Texto solamente disponible en francés
Courrier international, no. 966
Amériques, jeudi, 7 mai 2009, p. 22
MEXIQUE
«Filles en danger à Ciudad Juárez»
La Jornada
(Mexico) – La violence liée au narcotrafic à Ciudad Juárez et ses dix cadavres par jour, en moyenne, ont éclipsé une autre série de meurtres, perpétrés sur des femmes, qui a scandalisé le monde entier dans les années 1990 [voir CI n° 665-666-667 du 1er août 2003]. Pourtant, le «féminicide» n’a pas cessé dans la ville. Les organisations de défense des droits de l’homme ont déjà recensé vingt-huit nouvelles victimes depuis 2008. Toutes étaient très jeunes. «Tu veux des noms ?» me demande Alfredo Limas, du Centro para el desarrollo integral para la mujer [Centre pour le développement intégral de la femme] à Ciudad Juárez. Il les connaît par coeur : Valeria López, 15 ans. Disparue en janvier. Adriana Sarmiento, 15 ans également. Sa trace a aussi été perdue en janvier. Mónica Janet Alanís, 18 ans, disparue en mars. Lidia Ramos et Beatriz Castañón, âgées toutes deux de 19 ans, disparues en décembre.
C’est une série qui semble sans fin. «Si les autorités avaient travaillé dès le début pour découvrir ce qui est arrivé à nos filles et pour chercher et punir les coupables, il n’y aurait pas autant de jeunes femmes disparues aujourd’hui», déclare Josefina González Rodríguez. «Mais il n’en a pas été ainsi. C’est la raison pour laquelle je n’aime pas écouter les informations. Parce que je sais qu’à un moment ou à un autre je vais apprendre qu’une autre femme a été tuée.
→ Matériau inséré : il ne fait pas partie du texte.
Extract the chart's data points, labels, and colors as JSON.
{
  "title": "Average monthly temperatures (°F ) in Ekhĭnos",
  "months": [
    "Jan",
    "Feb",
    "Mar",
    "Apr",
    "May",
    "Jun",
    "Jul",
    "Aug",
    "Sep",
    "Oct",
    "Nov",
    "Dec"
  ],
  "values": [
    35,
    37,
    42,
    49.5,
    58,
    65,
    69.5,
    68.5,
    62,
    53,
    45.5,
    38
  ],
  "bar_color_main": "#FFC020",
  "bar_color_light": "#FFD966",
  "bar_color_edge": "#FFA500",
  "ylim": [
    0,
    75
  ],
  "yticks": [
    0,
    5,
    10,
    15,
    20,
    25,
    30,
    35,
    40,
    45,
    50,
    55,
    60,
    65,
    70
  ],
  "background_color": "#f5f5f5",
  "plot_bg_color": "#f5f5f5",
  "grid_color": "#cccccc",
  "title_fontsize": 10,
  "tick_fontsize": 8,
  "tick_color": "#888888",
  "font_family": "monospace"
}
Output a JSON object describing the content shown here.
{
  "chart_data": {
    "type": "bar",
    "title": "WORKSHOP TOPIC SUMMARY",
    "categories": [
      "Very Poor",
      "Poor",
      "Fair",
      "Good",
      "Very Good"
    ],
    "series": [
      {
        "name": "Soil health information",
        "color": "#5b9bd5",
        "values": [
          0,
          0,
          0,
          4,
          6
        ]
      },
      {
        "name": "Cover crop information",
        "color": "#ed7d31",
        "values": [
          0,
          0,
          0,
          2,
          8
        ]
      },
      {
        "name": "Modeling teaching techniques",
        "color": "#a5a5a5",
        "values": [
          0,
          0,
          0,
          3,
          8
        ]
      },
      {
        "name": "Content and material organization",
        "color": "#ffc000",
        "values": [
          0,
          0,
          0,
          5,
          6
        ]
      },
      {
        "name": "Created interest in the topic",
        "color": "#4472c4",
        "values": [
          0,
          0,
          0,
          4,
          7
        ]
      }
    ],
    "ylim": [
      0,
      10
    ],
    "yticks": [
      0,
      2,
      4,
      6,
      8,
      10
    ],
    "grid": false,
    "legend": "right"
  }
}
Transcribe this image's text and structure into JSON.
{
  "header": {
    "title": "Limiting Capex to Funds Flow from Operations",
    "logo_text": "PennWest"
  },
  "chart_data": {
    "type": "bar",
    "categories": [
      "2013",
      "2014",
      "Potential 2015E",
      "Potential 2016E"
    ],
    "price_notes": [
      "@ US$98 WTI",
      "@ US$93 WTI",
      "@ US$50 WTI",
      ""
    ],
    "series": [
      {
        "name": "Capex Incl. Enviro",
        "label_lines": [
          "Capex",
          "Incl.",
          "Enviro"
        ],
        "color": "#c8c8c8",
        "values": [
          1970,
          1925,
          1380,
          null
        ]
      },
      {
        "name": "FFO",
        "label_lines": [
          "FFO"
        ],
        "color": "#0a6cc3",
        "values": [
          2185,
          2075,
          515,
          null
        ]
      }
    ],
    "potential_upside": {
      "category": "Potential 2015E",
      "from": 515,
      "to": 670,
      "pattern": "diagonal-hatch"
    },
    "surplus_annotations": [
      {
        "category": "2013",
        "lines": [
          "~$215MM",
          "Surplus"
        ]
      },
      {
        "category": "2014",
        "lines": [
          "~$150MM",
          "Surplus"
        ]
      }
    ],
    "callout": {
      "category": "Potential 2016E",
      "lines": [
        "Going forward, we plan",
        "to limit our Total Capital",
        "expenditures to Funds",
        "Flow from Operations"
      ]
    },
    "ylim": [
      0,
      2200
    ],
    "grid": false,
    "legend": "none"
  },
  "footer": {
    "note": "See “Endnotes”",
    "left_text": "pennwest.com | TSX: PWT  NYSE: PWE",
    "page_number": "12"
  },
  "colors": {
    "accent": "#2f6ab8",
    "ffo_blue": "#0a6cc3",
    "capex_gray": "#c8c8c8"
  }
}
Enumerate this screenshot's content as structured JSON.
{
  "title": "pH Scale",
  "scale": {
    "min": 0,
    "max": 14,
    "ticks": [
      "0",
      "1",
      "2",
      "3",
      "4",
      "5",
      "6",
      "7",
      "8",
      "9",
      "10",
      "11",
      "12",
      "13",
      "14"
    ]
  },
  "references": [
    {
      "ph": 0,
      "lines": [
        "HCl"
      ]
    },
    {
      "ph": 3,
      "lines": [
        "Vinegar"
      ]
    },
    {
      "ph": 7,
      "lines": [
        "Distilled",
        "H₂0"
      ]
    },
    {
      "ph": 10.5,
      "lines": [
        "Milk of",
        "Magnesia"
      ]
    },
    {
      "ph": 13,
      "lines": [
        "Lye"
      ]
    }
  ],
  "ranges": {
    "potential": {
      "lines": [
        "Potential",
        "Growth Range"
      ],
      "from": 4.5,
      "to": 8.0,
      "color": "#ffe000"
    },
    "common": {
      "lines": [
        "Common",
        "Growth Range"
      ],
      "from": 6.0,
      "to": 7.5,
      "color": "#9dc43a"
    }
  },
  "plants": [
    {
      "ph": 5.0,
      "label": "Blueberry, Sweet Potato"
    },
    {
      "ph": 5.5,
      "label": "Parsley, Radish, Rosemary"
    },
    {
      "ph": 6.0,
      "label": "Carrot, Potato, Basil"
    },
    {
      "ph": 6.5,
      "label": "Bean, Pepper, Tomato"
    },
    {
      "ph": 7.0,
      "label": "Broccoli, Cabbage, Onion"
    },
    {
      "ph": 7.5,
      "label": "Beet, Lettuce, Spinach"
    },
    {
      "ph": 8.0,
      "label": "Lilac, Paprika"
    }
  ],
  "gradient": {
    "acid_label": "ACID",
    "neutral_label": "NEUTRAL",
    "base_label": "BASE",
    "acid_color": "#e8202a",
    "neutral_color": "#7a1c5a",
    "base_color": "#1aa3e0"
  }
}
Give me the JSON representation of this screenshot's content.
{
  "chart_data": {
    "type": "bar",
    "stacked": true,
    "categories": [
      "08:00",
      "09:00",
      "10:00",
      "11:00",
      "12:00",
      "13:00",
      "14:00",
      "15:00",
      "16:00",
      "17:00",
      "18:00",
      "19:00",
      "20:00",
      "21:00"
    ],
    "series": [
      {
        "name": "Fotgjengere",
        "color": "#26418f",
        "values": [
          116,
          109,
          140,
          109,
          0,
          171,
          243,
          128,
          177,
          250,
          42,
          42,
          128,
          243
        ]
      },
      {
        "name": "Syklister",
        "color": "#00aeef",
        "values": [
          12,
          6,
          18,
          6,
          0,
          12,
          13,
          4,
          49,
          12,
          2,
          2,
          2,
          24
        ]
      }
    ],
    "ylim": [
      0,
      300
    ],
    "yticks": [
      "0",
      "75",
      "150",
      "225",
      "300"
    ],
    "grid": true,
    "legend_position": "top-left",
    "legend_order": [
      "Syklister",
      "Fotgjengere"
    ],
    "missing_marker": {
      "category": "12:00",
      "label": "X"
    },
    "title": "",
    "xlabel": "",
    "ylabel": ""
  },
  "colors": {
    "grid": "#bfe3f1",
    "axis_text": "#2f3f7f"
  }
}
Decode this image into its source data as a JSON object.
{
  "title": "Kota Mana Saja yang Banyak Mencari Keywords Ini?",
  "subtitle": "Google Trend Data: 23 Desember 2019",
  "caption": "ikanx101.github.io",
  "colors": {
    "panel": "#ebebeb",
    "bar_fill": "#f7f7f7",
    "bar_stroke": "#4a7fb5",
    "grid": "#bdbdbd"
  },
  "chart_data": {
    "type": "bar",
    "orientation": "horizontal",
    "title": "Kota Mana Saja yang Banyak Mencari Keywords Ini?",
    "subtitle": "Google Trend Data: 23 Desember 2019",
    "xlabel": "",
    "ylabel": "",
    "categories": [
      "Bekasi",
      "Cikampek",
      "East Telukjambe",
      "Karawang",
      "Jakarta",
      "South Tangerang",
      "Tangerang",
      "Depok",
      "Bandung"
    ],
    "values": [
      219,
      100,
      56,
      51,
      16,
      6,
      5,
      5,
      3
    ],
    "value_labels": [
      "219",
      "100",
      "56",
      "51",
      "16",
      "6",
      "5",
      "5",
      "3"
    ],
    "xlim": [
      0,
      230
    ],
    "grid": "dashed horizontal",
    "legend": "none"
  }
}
Et je me souviens… Je sais ce que l’on ressent.» Josefina est la mère de Claudia Ivette González. La jeune fille travaillait en usine. C’était une très bonne ouvrière. Elle faisait partie de l’équipe du matin et s’efforçait de décrocher une prime de ponctualité. Lorsqu’elle quittait son travail, elle devait vite rentrer pour garder les enfants de sa soeur, Mayela, qui était dans l’équipe de l’après-midi. Mais, le 10 octobre 2001, elle a eu le malheur d’avoir deux minutes de retard et a été renvoyée chez elle. Elle a perdu plus que la prime de ponctualité, elle a laissé sa vie. Elle n’est jamais rentrée chez elle.
Ce qui s’est passé ensuite reflète le comportement type des autorités, impuissantes ou peu désireuses de s’occuper de meurtres en série. Le lendemain, Josefina est allée à la police pour signaler la disparition de sa fille. Les agents ont refusé de l’enregistrer parce que, selon eux, il fallait «attendre soixante-douze heures». Un mois plus tard, huit cadavres de jeunes femmes ont été découverts dans des terrains vagues appelés Campo Algodonero. De façon arbitraire, sans aucune expertise ni test ADN, il a été déclaré que l’une des dépouilles était celle de Claudia. Le même drame, à quelques variations près, s’est répété des centaines de fois entre 1996 et aujourd’hui. Le nombre de meurtres, qui est toujours une estimation, approche de 400 [423 selon la Commission des droits de l’homme de Mexico, beaucoup moins selon les autorités]. Le gouvernement mexicain est aujourd’hui sur le banc des accusés dans la 39e session extraordinaire de la Cour interaméricaine des droits de l’homme [organe judiciaire autonome dépendant de l’Organisation des Etats américains (OEA)], qui s’est ouverte le 29 avril à Santiago (Chili), pour s’expliquer sur trois de ces assassinats. Josefina, qui se trouve déjà au Chili, espère qu’il «existe au moins un petit peu de justice pour toutes les mères qui ont perdu leurs filles d’une façon aussi horrible». Josefina, elle, n’a perdu ni l’espoir ni sa combativité. Ses fils et elle ont commencé à chercher Claudia Ivette sans l’aide de personne. Elle a affronté ce qu’elle a toujours ressenti comme la toute-puissance des fonctionnaires. Sa plainte a été la première à atteindre les instances internationales.